On 11/30/2012 04:58 AM, the mail apparently from Andy Green included:
On 11/30/2012 01:57 AM, the mail apparently from Alan Stern included:
On Thu, 29 Nov 2012, Andy Green wrote:
However I think what you're saying about binding to hub power is good.
The hub ports are not devices, but it would be possible to bind an asset
array to them and make the pre- and post- code functions.
In the 3.6 kernel, hub ports are not devices. In 3.7 they are -- that
is, each hub port has its own struct device.
Right, I should have seen this in hub.c before. It's much better like
that.
I think it will be possible to address objections around the "pathiness"
by being able to seed the path match with a platform_device pointer
(there exists in the board file time a platform_device for ehci-omap.0
...) and just matching the remainder on a single usb device's name, like
"*-1.1-1".
Can you think of a way to do this without checking for a match every
time a new device is registered? For instance, in this case it would
be preferable to do this match only for descendants of ehci-omap.0. To
match the port device, the string would have to be something like
"*-0:1.0/port2".
Yes. How about adding a third callback to struct device_asset, along
the lines of
int (*pre_child_register)(struct device *child);
then, in register_device() we add code that before we get down to it, we
walk up the new device's parents calling ->pre_child_register() on any
assets the parents may have. In the typical case that's a rapid NOP
once per device registration.
However... if we had arranged back at boot time that the ehci-omap.0
struct device had an asset with only pre_device_register callback set,
we can use that asset's .name for the right-justified child device name
we are looking for like "-0:1.0/port2", and its .asset member to point
to another asset table the pre_child_register callback will attach to
the child device if the name matches. So in the board file:
struct device_asset ehci_omap0_smsc_hub_port_assets[] = {
/* the smsc regulator and clock assets destined for the hub
port */
{ }
};
/* below is attached to ehci-omap.0 like in try#1 */
struct device_asset ehci_omap0_assets[] = {
{
.name = "-0:1.0/port2",
.asset = ehci_omap0_smsc_hub_port_assets,
.pre_child_register = device_asset_attach_to_child,
},
{ }
};
In that way we can project as many stashed asset tables on to
dynamically probed devices as we like from the platform_devices at boot
time. Only children of the right platform devices do any checking or
processing.
In fact, if the match were anchored at the end of the string, we
wouldn't need the wildcard at all -- at least, not in this case.
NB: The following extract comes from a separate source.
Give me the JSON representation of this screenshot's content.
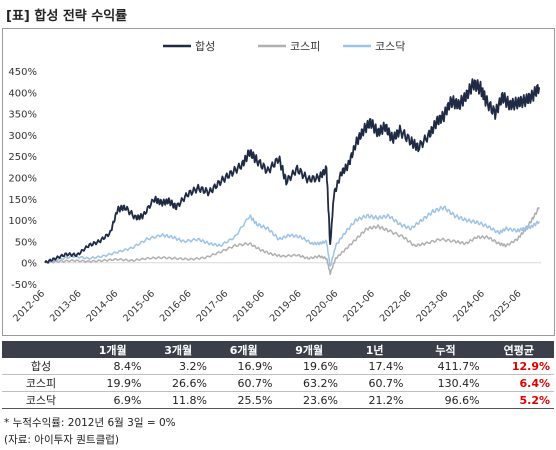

The
string could simply be "-0:1.0/port2". But that's only if the match is
restricted to devices below ehci-omap.0.
It's a good idea, it won't get fooled by a hub getting plugged there
which has its own port2 either, the -0:1.0 bit will have been elaborated
for the subsequent hub "path" and won't match.
It may be neater to split out the device_asset callbacks to an ..._ops
struct.
struct device_asset_ops {
int (*pre_probe)(struct device *device, struct device_asset
*asset);
void (*post_remove)(struct device *device, struct device_asset
*asset);
int (*pre_child_register)(struct device *child);
};
struct device_asset {
...
struct device_asset_ops *ops;
};
that also lets us export and set one thing to select say regulator
"handler", instead of n callbacks that must match.
I have everything discussed above ready for a try#2, including the
descendant matching stuff in separate patches. The code got a lot
smaller and better with the _ops struct.
The new code can attach the assets to the targeted hub port as discussed
(using only "-0:1.0/port1" and only checking ehci-omap.0 descendants at
device_add() time), but the hub port device never probes, unless I
missed the point it's because it actually never binds to a driver, it's
a very unusual standalone logical device.
If that's the case I could work around that by doing the probe() asset
stuff at device_add() time if there's no driver name on the device, but
actually I am not sure that's where we wanted to end up.
Now we got so far as to succeed to associate regulator + clock assets to
the logical hub port device, isn't it that we want the assets to be
enabled and disabled according to hub port power state? In that case it
needs to go in the direction of calling device_asset helpers in the
hub.c code that handles enable and disable hub port power. Is this
sounding like the right way, or something else?
-Andy
Something else I think mux would be a great target for device_asset
support. That way it could become normal for mux function to get set as
part of the specific device instantiation, so if you know you have an
8-bit ULPI PHY that will be logically created by the platform_device,
you can attach ULPI-mode mux config appropriate for your exact SoC as an
asset to the platform_device.
When the device is destroyed, balls can go back to safe mode and save
power, and if the balls are muxed with other things again the right mux
asset can be associated with that so it switches automagically according
to what you are doing. That's a lot better than forcing them once at
boot which is the current method. Are there any gotchas with that?